Pienso, mientras escribo el mensaje, que tengo que entregar mil cosas y mientras más tarde entregue, más tarde me pagan. Me pongo las zapatillas de lona negra, meto un libro en el bolso (¿para qué metemos los libros en los bolsos un día como hoy?) y salgo. El sol es el infierno.
La ciudad está rara, confusa. Y mientras más nos acercamos a Callao, más cerca del humo, del ruido seco de las balas de goma, de la policía motorizada que va y viene buscando quién sabe qué.
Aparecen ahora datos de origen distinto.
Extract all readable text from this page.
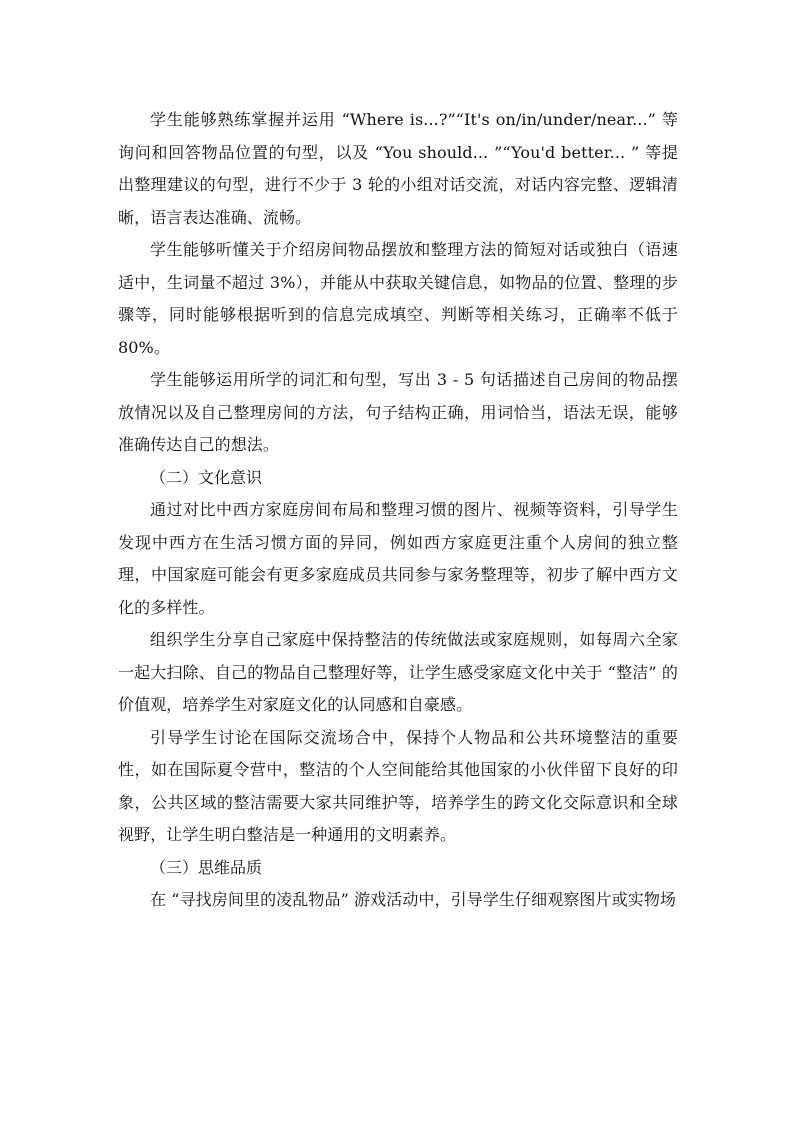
学生能够熟练掌握并运用 “Where is...?”“It's on/in/under/near...” 等询问和回答物品位置的句型，以及 “You should... ”“You'd better... ” 等提出整理建议的句型，进行不少于 3 轮的小组对话交流，对话内容完整、逻辑清晰，语言表达准确、流畅。

学生能够听懂关于介绍房间物品摆放和整理方法的简短对话或独白（语速适中，生词量不超过 3%），并能从中获取关键信息，如物品的位置、整理的步骤等，同时能够根据听到的信息完成填空、判断等相关练习，正确率不低于 80%。

学生能够运用所学的词汇和句型，写出 3 - 5 句话描述自己房间的物品摆放情况以及自己整理房间的方法，句子结构正确，用词恰当，语法无误，能够准确传达自己的想法。

（二）文化意识

通过对比中西方家庭房间布局和整理习惯的图片、视频等资料，引导学生发现中西方在生活习惯方面的异同，例如西方家庭更注重个人房间的独立整理，中国家庭可能会有更多家庭成员共同参与家务整理等，初步了解中西方文化的多样性。

组织学生分享自己家庭中保持整洁的传统做法或家庭规则，如每周六全家一起大扫除、自己的物品自己整理好等，让学生感受家庭文化中关于 “整洁” 的价值观，培养学生对家庭文化的认同感和自豪感。

引导学生讨论在国际交流场合中，保持个人物品和公共环境整洁的重要性，如在国际夏令营中，整洁的个人空间能给其他国家的小伙伴留下良好的印象，公共区域的整洁需要大家共同维护等，培养学生的跨文化交际意识和全球视野，让学生明白整洁是一种通用的文明素养。

（三）思维品质

在 “寻找房间里的凌乱物品” 游戏活动中，引导学生仔细观察图片或实物场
Pero también de la música de las organizaciones que cantan contra la reforma y el ajuste y el hambre. Hay, entonces, en este día bravo de diciembre, compañeros por todos lados.
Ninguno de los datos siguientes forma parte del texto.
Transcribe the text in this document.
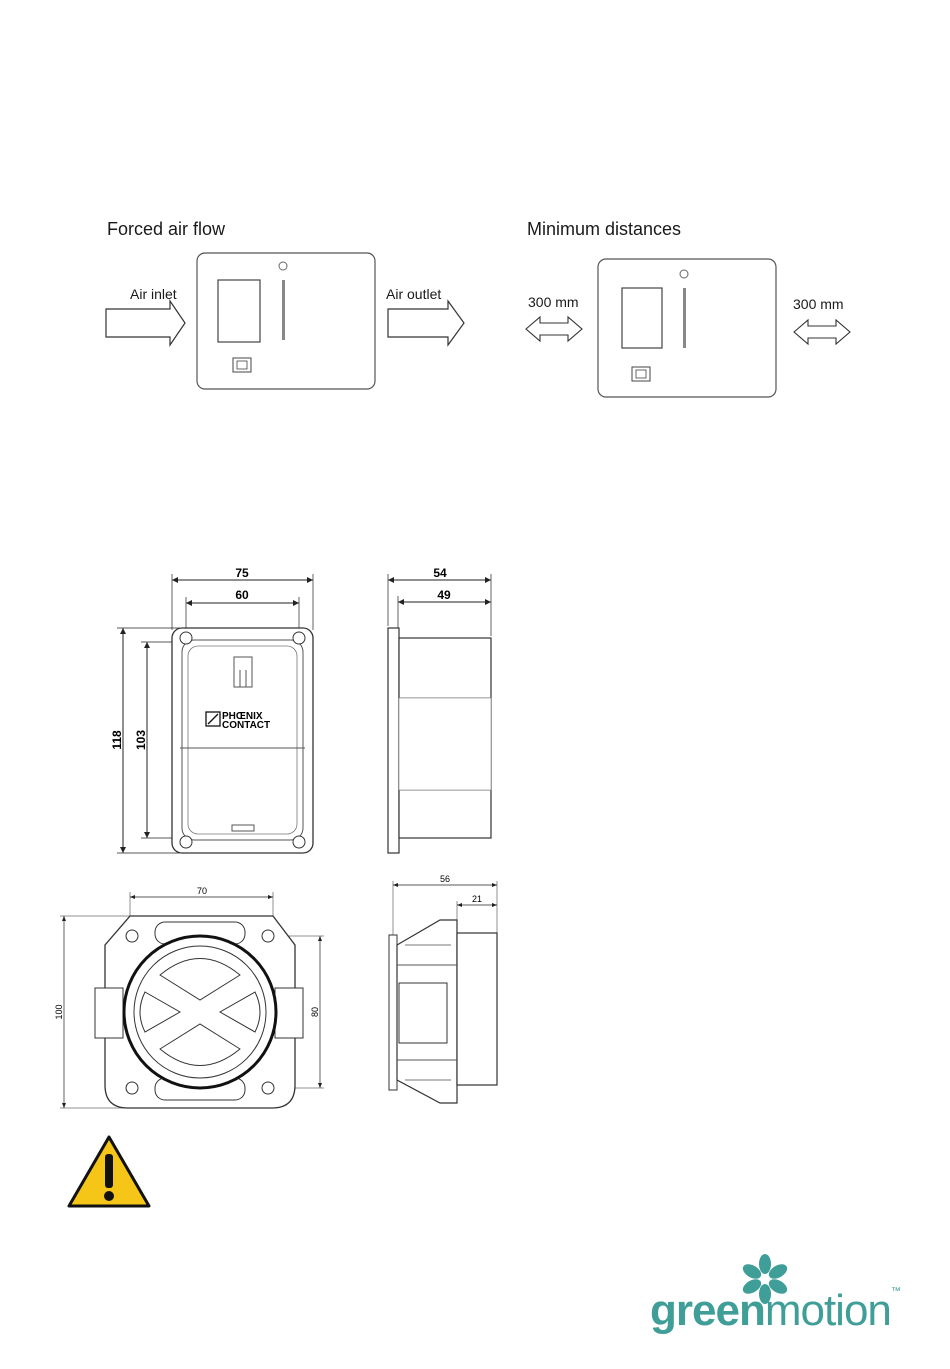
Forced air flow
Air inlet	Air outlet
Minimum distances
300 mm	300 mm
75
60
118 103
PHŒNIX
CONTACT
54
49
70
100	80
56
21
greenmotion™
Nos metemos en la columna de una organización y caminamos hacia Avenida de Mayo. Hay sindicatos, hay organizaciones. Lo primero que me impacta es que las remeras rojas del PO, del MST, del PCR, hoy se mezclan con las azules y celestes del Evita, de La Cámpora, de Nuevo Encuentro. Hoy, acá, mientras sigue llegando a ráfagas el gas, están todos.
La información es borrosa. Hay quórum. No hay quórum. No hay pero va a haber. Mientras las columnas de los sindicatos pasan y arremeten hacia la Plaza. Veo ojos rojos, pañuelos en la cara, limones en la boca. Pronto me empieza a picar. Nosotros, que todavía estamos quietos, recibimos la noticia ahí. Primero en un mensaje: Carrió levantó la sesión. Después, desde todos lados y al mismo tiempo, un grito de miles y los aplausos y hay quien salta y otros que se abrazan. Y rápido se empieza a cantar cualquier cosa que se tiene a mano: unidad de los trabajadores / y al que no le gusta / se jode.
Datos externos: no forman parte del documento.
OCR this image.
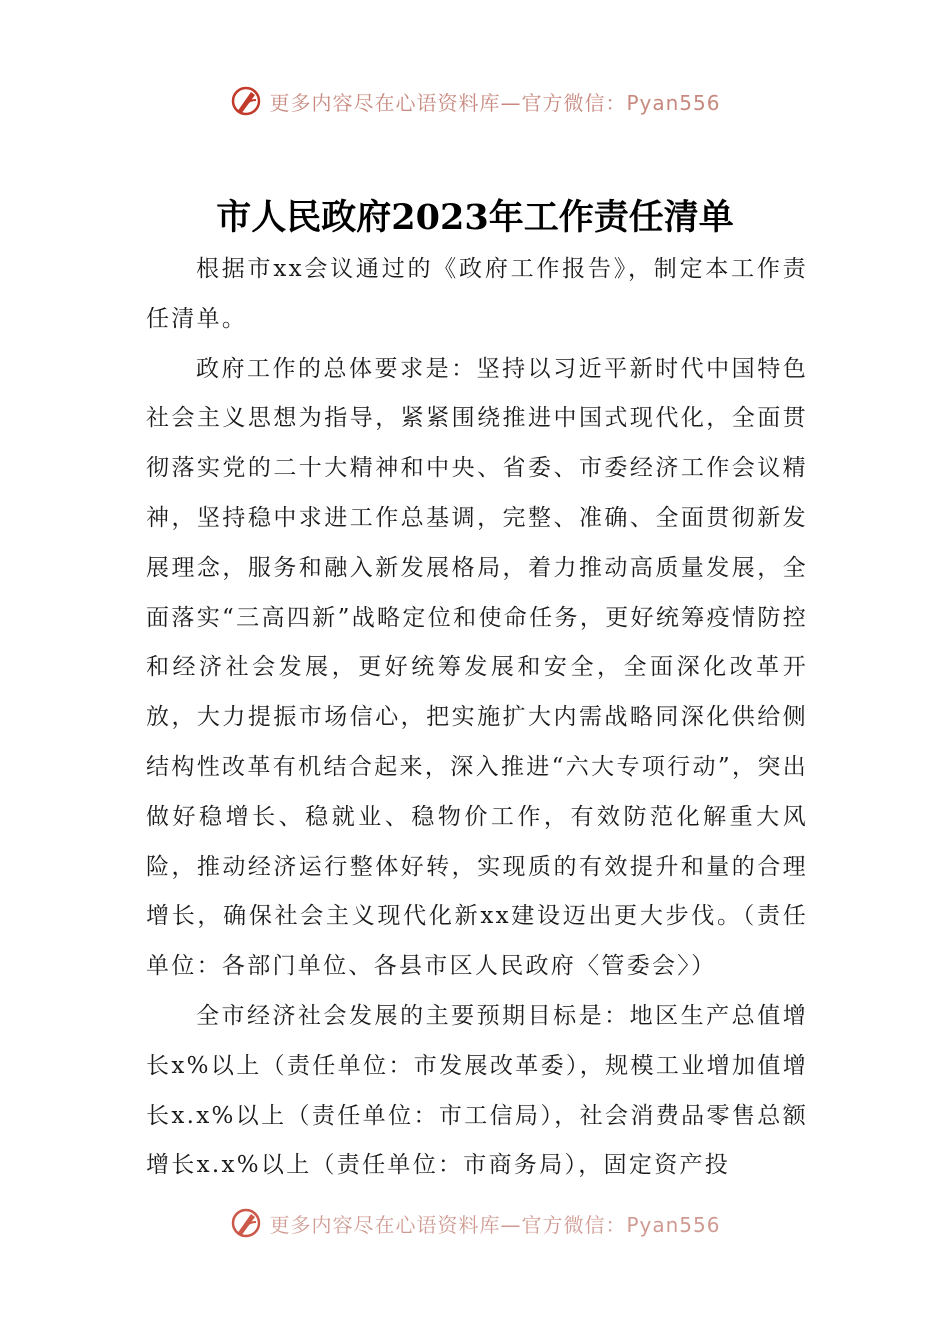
更多内容尽在心语资料库—官方微信：Pyan556
市人民政府2023年工作责任清单

根据市xx会议通过的《政府工作报告》，制定本工作责任清单。

政府工作的总体要求是：坚持以习近平新时代中国特色社会主义思想为指导，紧紧围绕推进中国式现代化，全面贯彻落实党的二十大精神和中央、省委、市委经济工作会议精神，坚持稳中求进工作总基调，完整、准确、全面贯彻新发展理念，服务和融入新发展格局，着力推动高质量发展，全面落实“三高四新”战略定位和使命任务，更好统筹疫情防控和经济社会发展，更好统筹发展和安全，全面深化改革开放，大力提振市场信心，把实施扩大内需战略同深化供给侧结构性改革有机结合起来，深入推进“六大专项行动”，突出做好稳增长、稳就业、稳物价工作，有效防范化解重大风险，推动经济运行整体好转，实现质的有效提升和量的合理增长，确保社会主义现代化新xx建设迈出更大步伐。（责任单位：各部门单位、各县市区人民政府〈管委会〉）

全市经济社会发展的主要预期目标是：地区生产总值增长x%以上（责任单位：市发展改革委），规模工业增加值增长x.x%以上（责任单位：市工信局），社会消费品零售总额增长x.x%以上（责任单位：市商务局），固定资产投

更多内容尽在心语资料库—官方微信：Pyan556
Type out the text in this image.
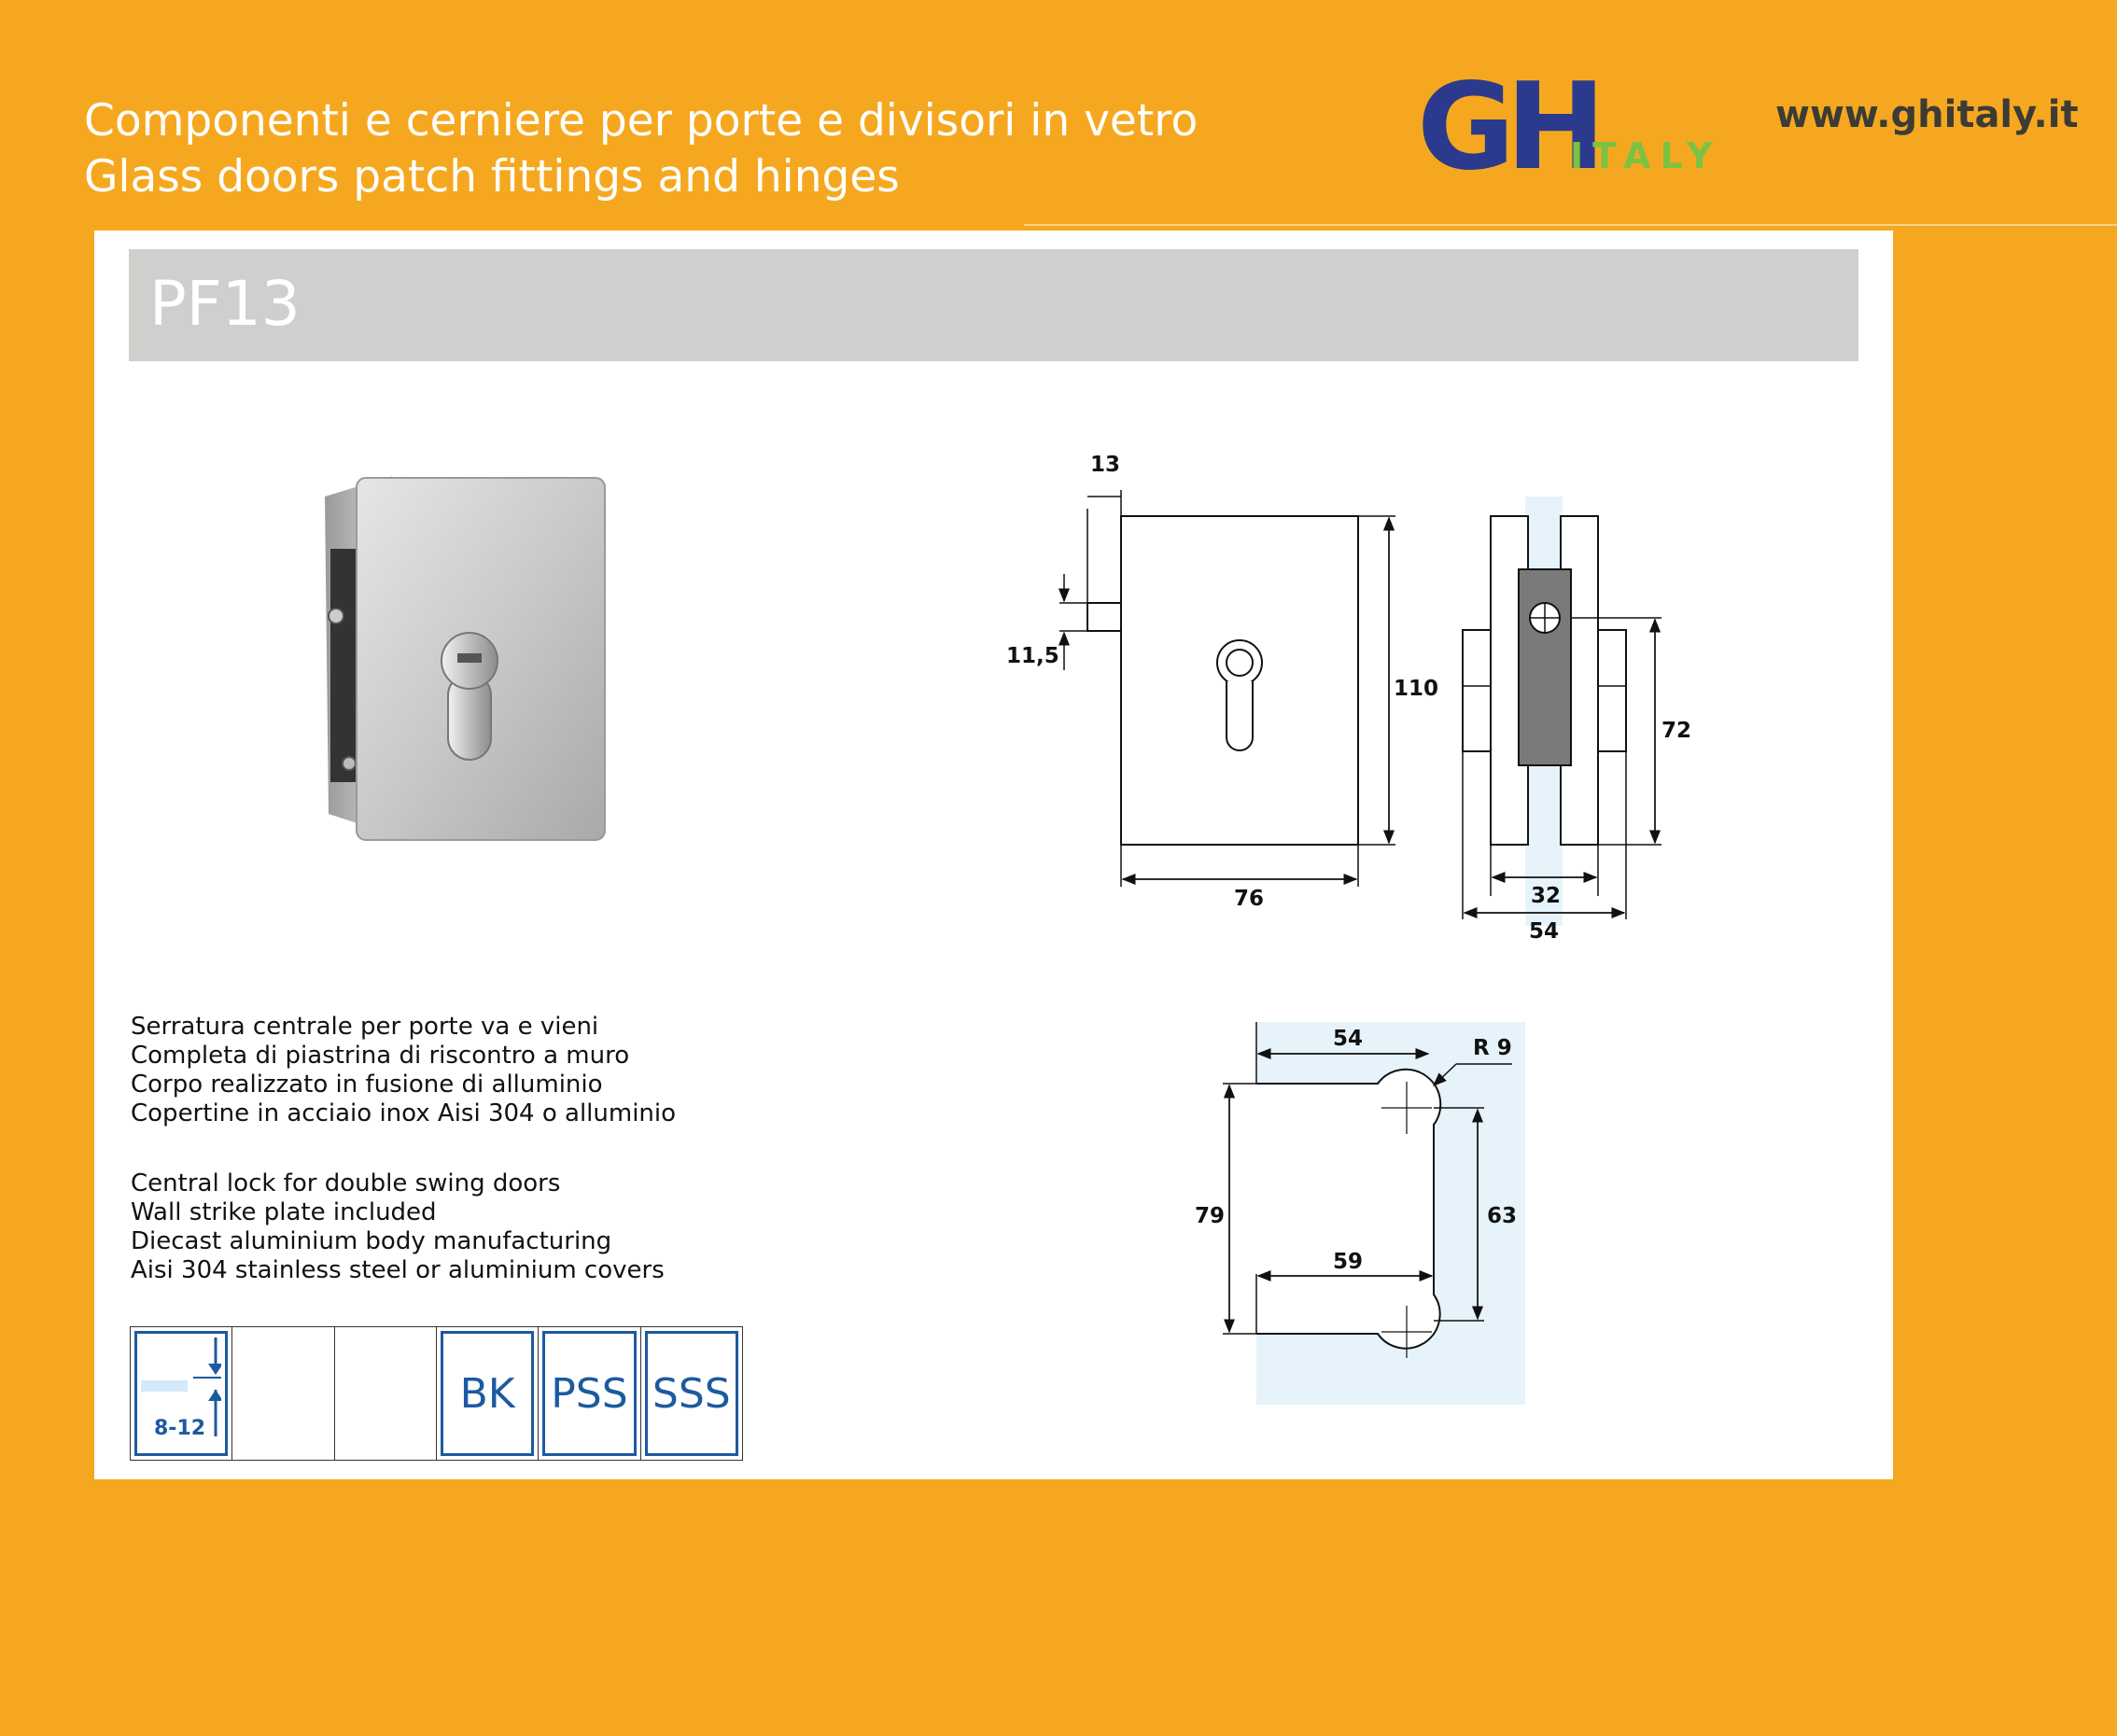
Componenti e cerniere per porte e divisori in vetro
Glass doors patch fittings and hinges	GH
ITALY
www.ghitaly.it
PF13
13
11,5
110
76
72
32
54
54	R 9
79	63
59
Serratura centrale per porte va e vieni
Completa di piastrina di riscontro a muro
Corpo realizzato in fusione di alluminio
Copertine in acciaio inox Aisi 304 o alluminio
Central lock for double swing doors
Wall strike plate included
Diecast aluminium body manufacturing
Aisi 304 stainless steel or aluminium covers
8-12
BK PSS SSS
Son minutos, tal vez menos, hasta que preguntamos en voz alta: ¿cuándo se vota de nuevo? Porque sabemos que la victoria es parcial y frágil y chiquitita. Hay rumores: hoy a la noche, dice alguien. No, la semana que viene; dice otro. La sacan por decreto, apuesta alguien más. El sol sobre nuestras cabezas. Quiero tomar agua. Quiero que los ojos me dejen de arder.
Pienso que hace dieciséis años también me tocó recibir la noticia de la renuncia de De la Rúa en la calle, rodeado de amigos y desconocidos con los que nos abrazamos y cantamos porque hay algo irracional e inmediato en esos montones que armamos para decir No, hasta acá, este es el límite. Esta vez no es aquella, pero hay algo que se le parece.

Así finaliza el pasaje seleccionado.